ECLI:NL:GHARL:2021:422

Gerechtshof Arnhem-Leeuwarden

Datum uitspraak
19 januari 2021
Publicatiedatum
19 januari 2021
Zaaknummer
19/00632
Instantie
Gerechtshof Arnhem-Leeuwarden
Type
Uitspraak
Rechtsgebied
Bestuursrecht; Belastingrecht
Procedures
  • Hoger beroep
Vindplaatsen
  • Rechtspraak.nl
AI samenvatting door LexboostAutomatisch gegenereerd

Hoger beroep inzake zuiveringsheffing bedrijfsruimte en kenbaarheid van NEN-normen

In deze zaak gaat het om een hoger beroep van [X] VOF tegen de uitspraak van de rechtbank Overijssel, waarin een aanslag in de zuiveringsheffing bedrijfsruimte voor het jaar 2015 werd opgelegd door de heffingsambtenaar van het Gemeenschappelijk Belastingkantoor Lococensus-Tricijn (GBLT). De rechtbank had het beroep van belanghebbende ongegrond verklaard. De heffingsambtenaar had de aanslag gebaseerd op een ambtshalve uitgevoerd afvalwateronderzoek, waarbij de afvalwatercoëfficiënt voor zuurstofbindende stoffen was vastgesteld op basis van NEN-normen. Belanghebbende betwistte de aanslag en stelde dat de NEN-normen niet aan de kenbaarheidseisen voldeden, waardoor de heffing voor arseen nihil zou moeten zijn en de heffing voor zuurstofbindende stoffen niet op basis van het onderzoek kon worden vastgesteld. Het Hof oordeelde dat de NEN-normen niet op de vereiste wijze waren gepubliceerd, waardoor de aanslag voor arseen tot nihil moest worden verminderd. Tevens oordeelde het Hof dat de aanslag voor zuurstofbindende stoffen moest worden vastgesteld op basis van de aangifte van belanghebbende, die een lagere afvalwatercoëfficiënt had opgegeven. Het Hof verklaarde het hoger beroep gegrond en verlaagde de aanslag tot € 11.756,02. De heffingsambtenaar werd veroordeeld tot vergoeding van proceskosten en griffierechten.

Uitspraak

GERECHTSHOF ARNHEM - LEEUWARDEN

locatie Leeuwarden
nummer 19/00632
uitspraakdatum: 19 januari 2021
Uitspraak van de eerste meervoudige belastingkamer
op het hoger beroep van
[X] VOFte
[Z](hierna: belanghebbende)
tegen de uitspraak van de rechtbank Overijssel van 3 april 2019, nummer Awb 18/1517, ECLI:NL:RBOVE:2019:1169, in het geding tussen belanghebbende en
de
heffingsambtenaarvan
het Gemeenschappelijk Belastingkantoor Lococensus-Tricijn (GBLT)(hierna: de heffingsambtenaar)

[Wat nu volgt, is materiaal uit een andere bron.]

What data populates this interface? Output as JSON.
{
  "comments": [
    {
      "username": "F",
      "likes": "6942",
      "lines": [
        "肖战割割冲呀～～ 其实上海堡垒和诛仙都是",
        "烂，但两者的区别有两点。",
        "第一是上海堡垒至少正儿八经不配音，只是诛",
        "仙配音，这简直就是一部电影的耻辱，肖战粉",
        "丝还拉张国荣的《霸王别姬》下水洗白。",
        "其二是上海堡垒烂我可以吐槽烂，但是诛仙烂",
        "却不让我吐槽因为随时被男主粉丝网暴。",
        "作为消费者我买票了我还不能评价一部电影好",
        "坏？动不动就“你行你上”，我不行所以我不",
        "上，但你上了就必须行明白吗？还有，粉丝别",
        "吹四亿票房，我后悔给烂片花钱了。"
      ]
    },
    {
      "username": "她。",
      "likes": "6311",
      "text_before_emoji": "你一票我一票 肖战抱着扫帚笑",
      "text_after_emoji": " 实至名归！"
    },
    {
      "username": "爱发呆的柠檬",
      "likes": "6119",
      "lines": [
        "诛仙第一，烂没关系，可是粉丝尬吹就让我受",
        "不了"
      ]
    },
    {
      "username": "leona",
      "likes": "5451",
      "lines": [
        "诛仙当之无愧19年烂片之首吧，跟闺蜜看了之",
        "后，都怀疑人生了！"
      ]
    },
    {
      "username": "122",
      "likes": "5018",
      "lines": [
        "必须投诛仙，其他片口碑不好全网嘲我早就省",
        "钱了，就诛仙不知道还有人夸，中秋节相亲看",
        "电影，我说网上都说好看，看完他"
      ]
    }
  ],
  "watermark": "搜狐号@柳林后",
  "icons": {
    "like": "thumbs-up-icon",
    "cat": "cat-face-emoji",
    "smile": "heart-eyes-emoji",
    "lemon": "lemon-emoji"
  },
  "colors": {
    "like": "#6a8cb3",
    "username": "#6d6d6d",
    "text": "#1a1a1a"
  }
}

1.Ontstaan en loop van het geding

1.1.
De heffingsambtenaar heeft aan belanghebbende voor het jaar 2015 een aanslag in de zuiveringsheffing bedrijfsruimte opgelegd.
1.2.
Op het bezwaarschrift van belanghebbende heeft de heffingsambtenaar bij uitspraak op bezwaar de aanslag verminderd en een vergoeding voor proceskosten toegekend van € 498.
1.3.
Belanghebbende is tegen die uitspraak in beroep gekomen bij de rechtbank Overijssel (hierna: de Rechtbank). De Rechtbank heeft het beroep ongegrond verklaard.
1.4.
Belanghebbende heeft tegen de uitspraak van de Rechtbank hoger beroep ingesteld. De heffingsambtenaar heeft verweer gevoerd.
1.5.
Partijen hebben voor de zitting nadere stukken ingestuurd.
1.6.
Het onderzoek ter digitale zitting heeft plaatsgevonden op 29 september 2020. Van de zitting is een proces-verbaal opgemaakt, dat aan deze uitspraak is gehecht.

2.Vaststaande feiten

2.1.
Belanghebbende exploiteert op het adres [a-straat] in [Z] een visverwerkend bedrijf, waarin, in opdracht voor derden, voornamelijk platvis wordt schoongemaakt en gefileerd.
2.2.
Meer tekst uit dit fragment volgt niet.